Traduzione di Maria Rivas

VERSIÓN EN ESPAÑOL en "Documenti"

Il presente si può raccontare in mille modi, Federico Fellini lo ha fatto da grande sognatore con fantastiche bugie che prelevava dal territorio profondo dei ricordi della fantasia, del sogno.
Incantato dai corpi e dai volti da una realtà che si deformava sotto l’obiettivo fino alla caricatura.
Fellini parlava di sé e di noi: ricostruiva sogni .
Scola gli rende un omaggio che si dilunga sui loro inizi da vignettisti per il Marc’aurelio, che nelle ricostruzioni degli incontri notturni in macchina non ha la folgorante visione dei corpi, solo nei provini per il Casanova e nel montaggio dei filmati di Fellini, ritroviamo quella magia che fra una sfilata di cardinali e quella dei suoi personaggi da Anitona fino al ragazzino che suona il flauto ci restituisce Fellini e ci commuove fino alle lacrime.
Parlandoci dei ricordi e dei sogni Fellini raccontava un’Italia in cui tutto era difficile nel passaggio dal conflitto della guerra ad una realtà del benessere, dal maschilismo di una cultura contadina , fino ad una paradossale visione del futuro di Roma .
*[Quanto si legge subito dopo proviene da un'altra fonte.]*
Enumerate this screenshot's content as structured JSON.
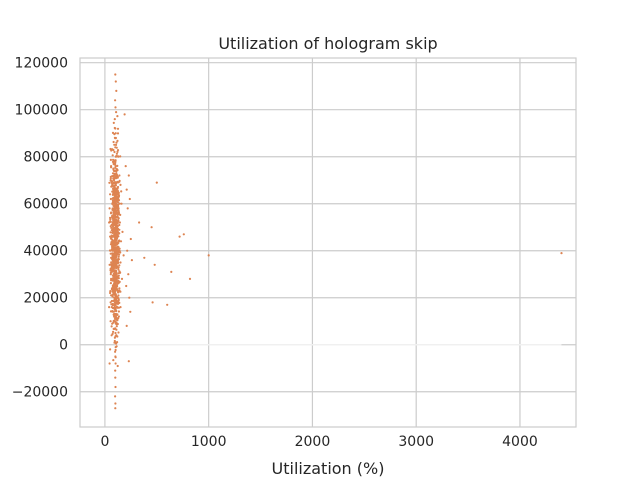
{
  "chart_data": {
    "type": "scatter",
    "title": "Utilization of hologram skip",
    "xlabel": "Utilization (%)",
    "ylabel": "",
    "xlim": [
      -240,
      4540
    ],
    "ylim": [
      -35000,
      122000
    ],
    "xticks": [
      0,
      1000,
      2000,
      3000,
      4000
    ],
    "yticks": [
      -20000,
      0,
      20000,
      40000,
      60000,
      80000,
      100000,
      120000
    ],
    "xtick_labels": [
      "0",
      "1000",
      "2000",
      "3000",
      "4000"
    ],
    "ytick_labels": [
      "−20000",
      "0",
      "20000",
      "40000",
      "60000",
      "80000",
      "100000",
      "120000"
    ],
    "grid": true,
    "colors": {
      "points": "#dd8452",
      "baseline": "#f0f0f0",
      "grid": "#cccccc",
      "text": "#262626"
    },
    "series": [
      {
        "points": [
          [
            100,
            115000
          ],
          [
            105,
            112000
          ],
          [
            110,
            108000
          ],
          [
            98,
            104000
          ],
          [
            102,
            101000
          ],
          [
            108,
            99000
          ],
          [
            95,
            96000
          ],
          [
            100,
            92000
          ],
          [
            104,
            90000
          ],
          [
            96,
            88000
          ],
          [
            112,
            86000
          ],
          [
            100,
            84000
          ],
          [
            92,
            82000
          ],
          [
            106,
            80000
          ],
          [
            99,
            78000
          ],
          [
            103,
            76000
          ],
          [
            88,
            74000
          ],
          [
            110,
            73000
          ],
          [
            97,
            71000
          ],
          [
            101,
            69000
          ],
          [
            93,
            67000
          ],
          [
            105,
            65000
          ],
          [
            99,
            63000
          ],
          [
            107,
            61000
          ],
          [
            91,
            59000
          ],
          [
            102,
            57000
          ],
          [
            96,
            55000
          ],
          [
            104,
            53000
          ],
          [
            99,
            51000
          ],
          [
            90,
            49000
          ],
          [
            108,
            47000
          ],
          [
            100,
            45000
          ],
          [
            94,
            43000
          ],
          [
            106,
            41000
          ],
          [
            98,
            39000
          ],
          [
            102,
            37000
          ],
          [
            95,
            35000
          ],
          [
            109,
            33000
          ],
          [
            100,
            31000
          ],
          [
            92,
            29000
          ],
          [
            104,
            27000
          ],
          [
            97,
            25000
          ],
          [
            101,
            23000
          ],
          [
            106,
            21000
          ],
          [
            99,
            19000
          ],
          [
            95,
            17000
          ],
          [
            103,
            15000
          ],
          [
            100,
            13000
          ],
          [
            97,
            11000
          ],
          [
            105,
            9000
          ],
          [
            99,
            7000
          ],
          [
            102,
            5000
          ],
          [
            96,
            3000
          ],
          [
            100,
            1000
          ],
          [
            104,
            -1000
          ],
          [
            98,
            -3000
          ],
          [
            101,
            -5000
          ],
          [
            103,
            -8000
          ],
          [
            99,
            -11000
          ],
          [
            100,
            -14000
          ],
          [
            102,
            -18000
          ],
          [
            98,
            -22000
          ],
          [
            101,
            -25000
          ],
          [
            100,
            -27000
          ],
          [
            130,
            80000
          ],
          [
            140,
            72000
          ],
          [
            150,
            68000
          ],
          [
            125,
            64000
          ],
          [
            160,
            60000
          ],
          [
            135,
            56000
          ],
          [
            145,
            52000
          ],
          [
            170,
            48000
          ],
          [
            155,
            44000
          ],
          [
            140,
            40000
          ],
          [
            180,
            38000
          ],
          [
            150,
            35000
          ],
          [
            130,
            32000
          ],
          [
            165,
            28000
          ],
          [
            140,
            24000
          ],
          [
            125,
            20000
          ],
          [
            150,
            16000
          ],
          [
            135,
            12000
          ],
          [
            60,
            76000
          ],
          [
            55,
            70000
          ],
          [
            50,
            64000
          ],
          [
            45,
            58000
          ],
          [
            40,
            52000
          ],
          [
            50,
            46000
          ],
          [
            55,
            40000
          ],
          [
            45,
            34000
          ],
          [
            60,
            28000
          ],
          [
            50,
            22000
          ],
          [
            40,
            16000
          ],
          [
            55,
            10000
          ],
          [
            65,
            4000
          ],
          [
            50,
            -2000
          ],
          [
            45,
            -8000
          ],
          [
            70,
            68000
          ],
          [
            75,
            55000
          ],
          [
            200,
            76000
          ],
          [
            230,
            72000
          ],
          [
            210,
            66000
          ],
          [
            240,
            62000
          ],
          [
            220,
            58000
          ],
          [
            250,
            45000
          ],
          [
            215,
            40000
          ],
          [
            260,
            36000
          ],
          [
            225,
            30000
          ],
          [
            205,
            25000
          ],
          [
            235,
            20000
          ],
          [
            245,
            14000
          ],
          [
            210,
            8000
          ],
          [
            230,
            -7000
          ],
          [
            190,
            98000
          ],
          [
            330,
            52000
          ],
          [
            380,
            37000
          ],
          [
            450,
            50000
          ],
          [
            480,
            34000
          ],
          [
            460,
            18000
          ],
          [
            500,
            69000
          ],
          [
            600,
            17000
          ],
          [
            640,
            31000
          ],
          [
            720,
            46000
          ],
          [
            760,
            47000
          ],
          [
            820,
            28000
          ],
          [
            1000,
            38000
          ],
          [
            4400,
            39000
          ]
        ]
      }
    ]
  }
}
Oggi che le possibilità sono aumentate il nostro cinema fatica a raccontare il presente , quali riflessioni mancano, quali incontri non avvengono, perché non si produce il racconto delle difficoltà quotidiane, di un’identità che sembra aver perso contatti con le radici della tradizione: sembriamo aver perso anche la capacità di raccontare il nostro vivere.
Sappiamo com’eravamo, cosa impedisce di vederci per quel che siamo oggi, tra un’identità che si dimentica che fugge il confronto, fra corruzione ed estraneità , non riusciamo a dire la perdita dell’ autenticità e del gioco? di quella vanità generale in cui nessuno emerge?
Ci è morta l’anima nel divenire una metropoli, si sono appiattite le storie nel continuum televisivo, che fine ha fatto Cinecittà, cosa racconta la nostra letteratura da non poterci più rivedere ?
Abbiamo perso dimestichezza con il fare, con l’indagare il presente? la poesia non scaturisce nella ripetizione di una struttura narrativa uguale . Non c’è trasfigurazione nella ripetizione di un genere che non cerca in sé stesso una messa in discussione profonda a partire dall’indagine del concreto.
Non possiamo dire, la disoccupazione, l’emigrazione , la paura, i licenziamenti, le fabbriche che chiudono, gli imprenditori suicidi , gli anziani soli, l’amore che cos’è, la sfiducia, la perdita di senso? Non abbiamo visioni e sogni ?
O forse nessuno incastra un narratore visionario con un acconto che non è possibile restituire senza fare un film? Come diceva Fellini.